International CDC Feb 2026

The red team used ZeroLogon (CVE-2020-1472) against Active Directory. Competition rules prohibited patching the domain controller, leaving the vulnerability open the entire match — so the only play was detection and response, not prevention.

Response. Enabled verbose DC audit logging to catch Netlogon channel abuse in real time. Monitored for anomalous machine account password resets, documented each attempt in incident reports as required for scoring credit, and isolated affected accounts immediately.

Red team exploited PwnKit — a privilege escalation vulnerability in Polkit's pkexec — to gain root on Linux servers. The exploit is reliable, requires no special conditions, and works across a wide range of Linux distributions.

Fix. Patched polkit packages on all Linux hosts immediately. Verified pkexec binary permissions and audited SUID binaries across the environment. Monitored for unexpected root-level process spawns as an indicator of residual exploitation.

The web server had an LD_PRELOAD rootkit hiding as a legitimate-looking shared library. It intercepts standard libc calls to hide processes, files, and network connections — making the compromised host look clean to standard inspection tools.

Fix. Cross-referenced /etc/ld.so.preload and environment variables against known-good library paths. Found the injected library by comparing running process maps to expected system libraries. Removed the rootkit, cleared LD_PRELOAD references, and verified no persistence hooks remained.

The web application was running with Flask's default SECRET_KEY set to 'cdc'. With a known signing key, any attacker can forge a valid session cookie with admin privileges — no credentials required.

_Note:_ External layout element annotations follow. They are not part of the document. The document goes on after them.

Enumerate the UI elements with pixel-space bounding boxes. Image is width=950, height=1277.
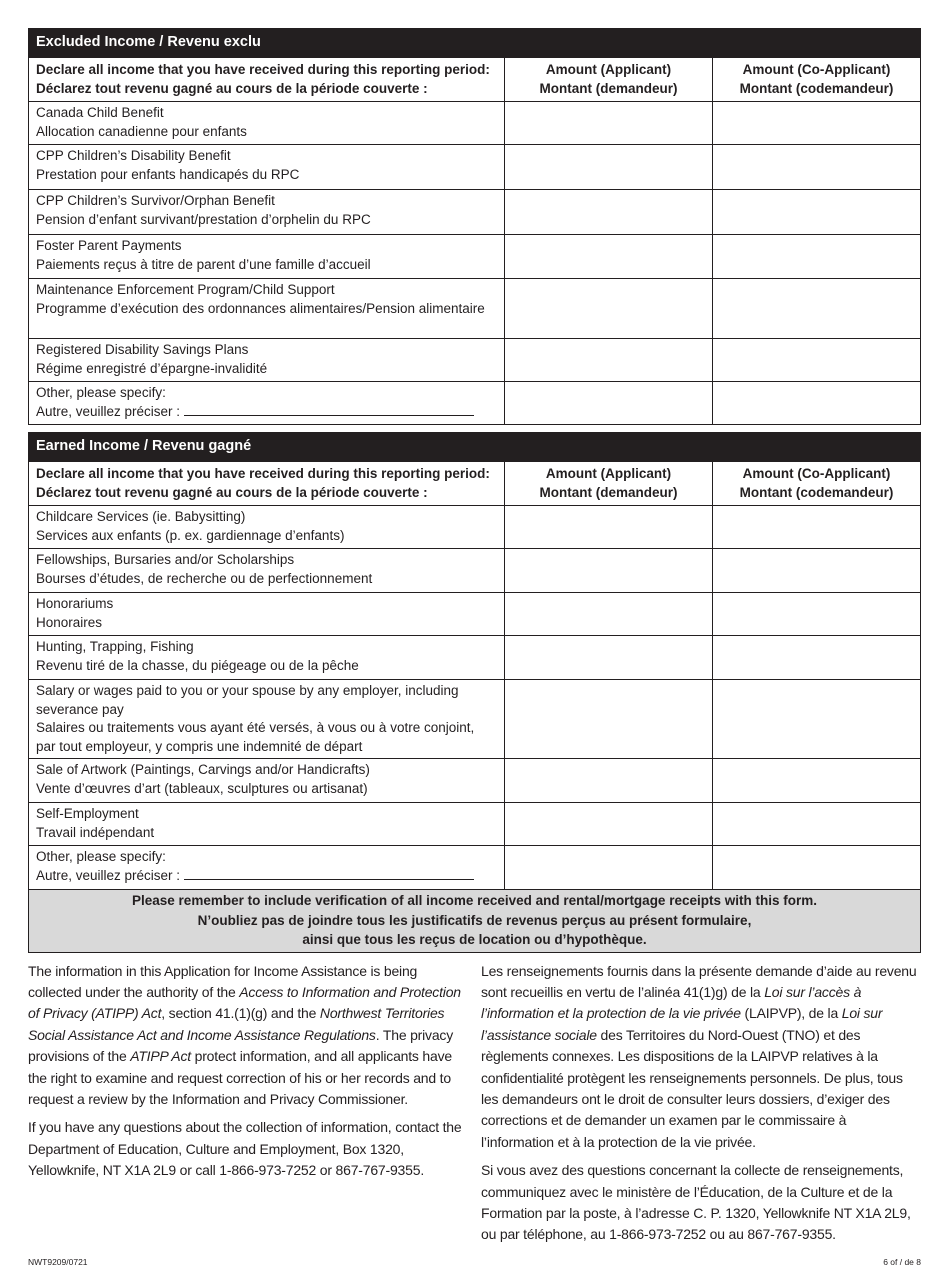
table-row [29,382,921,425]
income-type: Fellowships, Bursaries and/or Scholarships Bourses d’études, de recherche ou de perfectionnement [29,549,505,593]
coapplicant-amount-input[interactable] [713,382,921,425]
applicant-amount-input[interactable] [505,190,713,235]
income-type: Sale of Artwork (Paintings, Carvings and/or Handicrafts) Vente d’œuvres d’art (tableaux, sculptures ou artisanat) [29,759,505,803]
coapplicant-amount-header: Amount (Co-Applicant) Montant (codemandeur) [713,58,921,102]
table-row [29,803,921,846]
income-type[interactable]: Other, please specify: Autre, veuillez préciser : [29,382,505,425]
coapplicant-amount-input[interactable] [713,846,921,890]
excluded-income-section [28,28,921,425]
applicant-amount-input[interactable] [505,549,713,593]
contact-paragraph: Si vous avez des questions concernant la collecte de renseignements, communiquez avec le ministère de l’Éducation, de la Culture et de la Formation par la poste, à l’adresse C. P. 1320, Yellowknife NT X1A 2L9, ou par téléphone, au 1-866-973-7252 ou au 867-767-9355. [481,1162,911,1243]
applicant-amount-input[interactable] [505,279,713,339]
table-row [29,549,921,593]
income-type: Childcare Services (ie. Babysitting) Services aux enfants (p. ex. gardiennage d’enfants) [29,506,505,549]
applicant-amount-input[interactable] [505,235,713,279]
contact-paragraph: If you have any questions about the collection of information, contact the Department of Education, Culture and Employment, Box 1320, Yellowknife, NT X1A 2L9 or call 1-866-973-7252 or 867-767-9355. [28,1119,462,1179]
privacy-notice [28,961,921,1253]
income-type: CPP Children’s Survivor/Orphan Benefit Pension d’enfant survivant/prestation d’orphelin du RPC [29,190,505,235]
table-header-row [29,462,921,506]
coapplicant-amount-input[interactable] [713,636,921,680]
form-code: NWT9209/0721 [28,1256,88,1267]
table-row [29,339,921,382]
coapplicant-amount-input[interactable] [713,680,921,759]
coapplicant-amount-input[interactable] [713,190,921,235]
applicant-amount-input[interactable] [505,636,713,680]
privacy-notice-fr [481,961,921,1253]
table-row [29,506,921,549]
page-number: 6 of / de 8 [883,1256,921,1267]
coapplicant-amount-input[interactable] [713,279,921,339]
applicant-amount-input[interactable] [505,593,713,636]
privacy-notice-en [28,961,468,1253]
table-row [29,759,921,803]
table-row [29,593,921,636]
coapplicant-amount-input[interactable] [713,235,921,279]
privacy-paragraph: The information in this Application for Income Assistance is being collected under the authority of the Access to Information and Protection of Privacy (ATIPP) Act, section 41.(1)(g) and the Northwest Territories Social Assistance Act and Income Assistance Regulations. The privacy provisions of the ATIPP Act protect information, and all applicants have the right to examine and request correction of his or her records and to request a review by the Information and Privacy Commissioner. [28,962,461,1107]
declare-header: Declare all income that you have received during this reporting period: Déclarez tout revenu gagné au cours de la période couverte : [29,58,505,102]
applicant-amount-input[interactable] [505,803,713,846]
applicant-amount-input[interactable] [505,846,713,890]
earned-income-section [28,432,921,953]
specify-input[interactable] [184,404,474,416]
income-type: Salary or wages paid to you or your spouse by any employer, including severance pay Salaires ou traitements vous ayant été versés, à vous ou à votre conjoint, par tout employeur, y compris une indemnité de départ [29,680,505,759]
table-row [29,190,921,235]
earned-income-table [28,461,921,890]
notice-line: Please remember to include verification of all income received and rental/mortgage receipts with this form. [132,893,817,908]
income-type: Maintenance Enforcement Program/Child Support Programme d’exécution des ordonnances alimentaires/Pension alimentaire [29,279,505,339]
coapplicant-amount-header: Amount (Co-Applicant) Montant (codemandeur) [713,462,921,506]
table-header-row [29,58,921,102]
income-type[interactable]: Other, please specify: Autre, veuillez préciser : [29,846,505,890]
income-type: Foster Parent Payments Paiements reçus à titre de parent d’une famille d’accueil [29,235,505,279]
income-type: CPP Children’s Disability Benefit Prestation pour enfants handicapés du RPC [29,145,505,190]
applicant-amount-header: Amount (Applicant) Montant (demandeur) [505,58,713,102]
income-type: Canada Child Benefit Allocation canadienne pour enfants [29,102,505,145]
notice-line: N’oubliez pas de joindre tous les justificatifs de revenus perçus au présent formulaire, [197,912,752,928]
coapplicant-amount-input[interactable] [713,549,921,593]
notice-line: ainsi que tous les reçus de location ou d’hypothèque. [302,932,647,947]
table-row [29,680,921,759]
coapplicant-amount-input[interactable] [713,145,921,190]
specify-input[interactable] [184,868,474,880]
coapplicant-amount-input[interactable] [713,759,921,803]
coapplicant-amount-input[interactable] [713,339,921,382]
income-type: Hunting, Trapping, Fishing Revenu tiré de la chasse, du piégeage ou de la pêche [29,636,505,680]
income-type: Honorariums Honoraires [29,593,505,636]
table-row [29,235,921,279]
applicant-amount-input[interactable] [505,680,713,759]
applicant-amount-input[interactable] [505,145,713,190]
declare-header: Declare all income that you have received during this reporting period: Déclarez tout revenu gagné au cours de la période couverte : [29,462,505,506]
table-row [29,145,921,190]
coapplicant-amount-input[interactable] [713,593,921,636]
section-title: Earned Income / Revenu gagné [28,432,921,461]
applicant-amount-input[interactable] [505,759,713,803]
applicant-amount-input[interactable] [505,102,713,145]
applicant-amount-header: Amount (Applicant) Montant (demandeur) [505,462,713,506]
applicant-amount-input[interactable] [505,339,713,382]
table-row [29,846,921,890]
coapplicant-amount-input[interactable] [713,506,921,549]
excluded-income-table [28,57,921,425]
coapplicant-amount-input[interactable] [713,102,921,145]
table-row [29,279,921,339]
privacy-paragraph: Les renseignements fournis dans la présente demande d’aide au revenu sont recueillis en vertu de l’alinéa 41(1)g) de la Loi sur l’accès à l’information et la protection de la vie privée (LAIPVP), de la Loi sur l’assistance sociale des Territoires du Nord-Ouest (TNO) et des règlements connexes. Les dispositions de la LAIPVP relatives à la confidentialité protègent les renseignements personnels. De plus, tous les demandeurs ont le droit de consulter leurs dossiers, d’exiger des corrections et de demander un examen par le commissaire à l’information et à la protection de la vie privée. [481,962,917,1150]
income-type: Self-Employment Travail indépendant [29,803,505,846]
verification-notice [28,890,921,953]
page [28,0,921,1277]
applicant-amount-input[interactable] [505,382,713,425]
page-footer [28,1257,921,1277]
coapplicant-amount-input[interactable] [713,803,921,846]
section-title: Excluded Income / Revenu exclu [28,28,921,57]
income-type: Registered Disability Savings Plans Régime enregistré d’épargne-invalidité [29,339,505,382]
table-row [29,636,921,680]
applicant-amount-input[interactable] [505,506,713,549]
table-row [29,102,921,145]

Fix. Rotated the SECRET_KEY to a cryptographically random value, invalidating all existing sessions including any the red team had forged. Audited remaining Flask configuration for other insecure defaults and disabled debug mode.

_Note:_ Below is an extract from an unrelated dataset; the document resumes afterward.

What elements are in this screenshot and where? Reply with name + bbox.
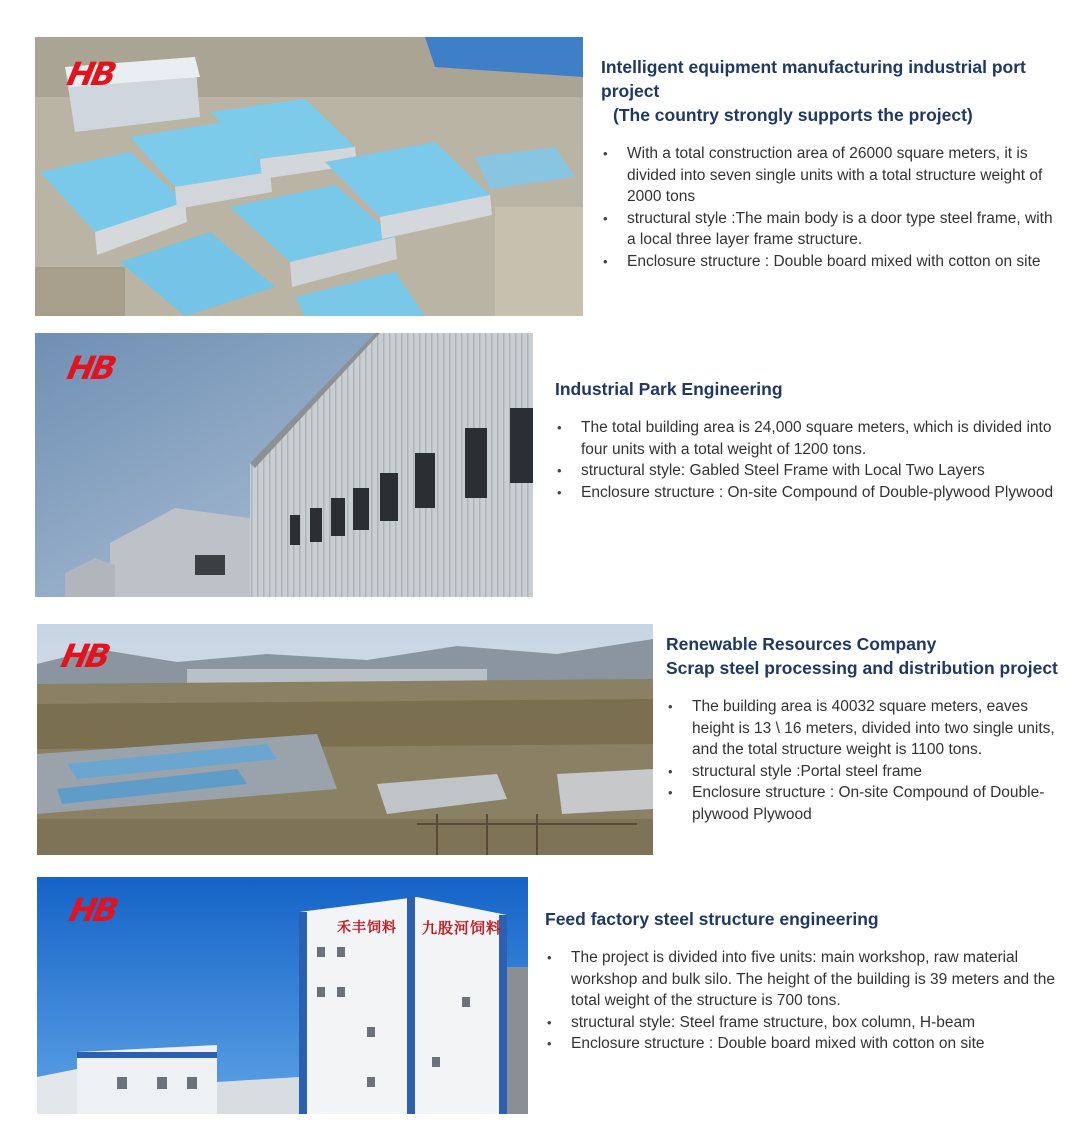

An exposed /register endpoint required no authentication and automatically enrolled new accounts into the Domain Admin group. Red team could create a privileged AD account from a single unauthenticated HTTP request.

Fix. Took the endpoint offline immediately, removed auto-enrollment logic, and audited AD for any rogue accounts already created. Implemented strict authentication requirements before re-enabling registration functionality.

Active Directory Certificate Services was misconfigured with an ESC1-vulnerable template: any authenticated user could request a certificate for an arbitrary UPN, enabling credential dumping and domain privilege escalation without touching Kerberos directly.

Fix. Identified vulnerable templates using manual enumeration, revoked outstanding certificates issued under the misconfigured template, and corrected the enrollment permissions and subject name settings to require CA manager approval for sensitive UPN requests.

Red team had pre-planted netcat listeners on multiple hosts before the competition started. The listeners provided persistent reverse shell access independent of any other exploit — even after other persistence mechanisms were removed.

Fix. Audited all listening ports with ss -tlnp and netstat, cross-referenced against expected services, and killed unauthorized listeners. Added OPNsense rules to block unexpected outbound connections. Checked cron, systemd units, and shell profiles for re-spawn hooks.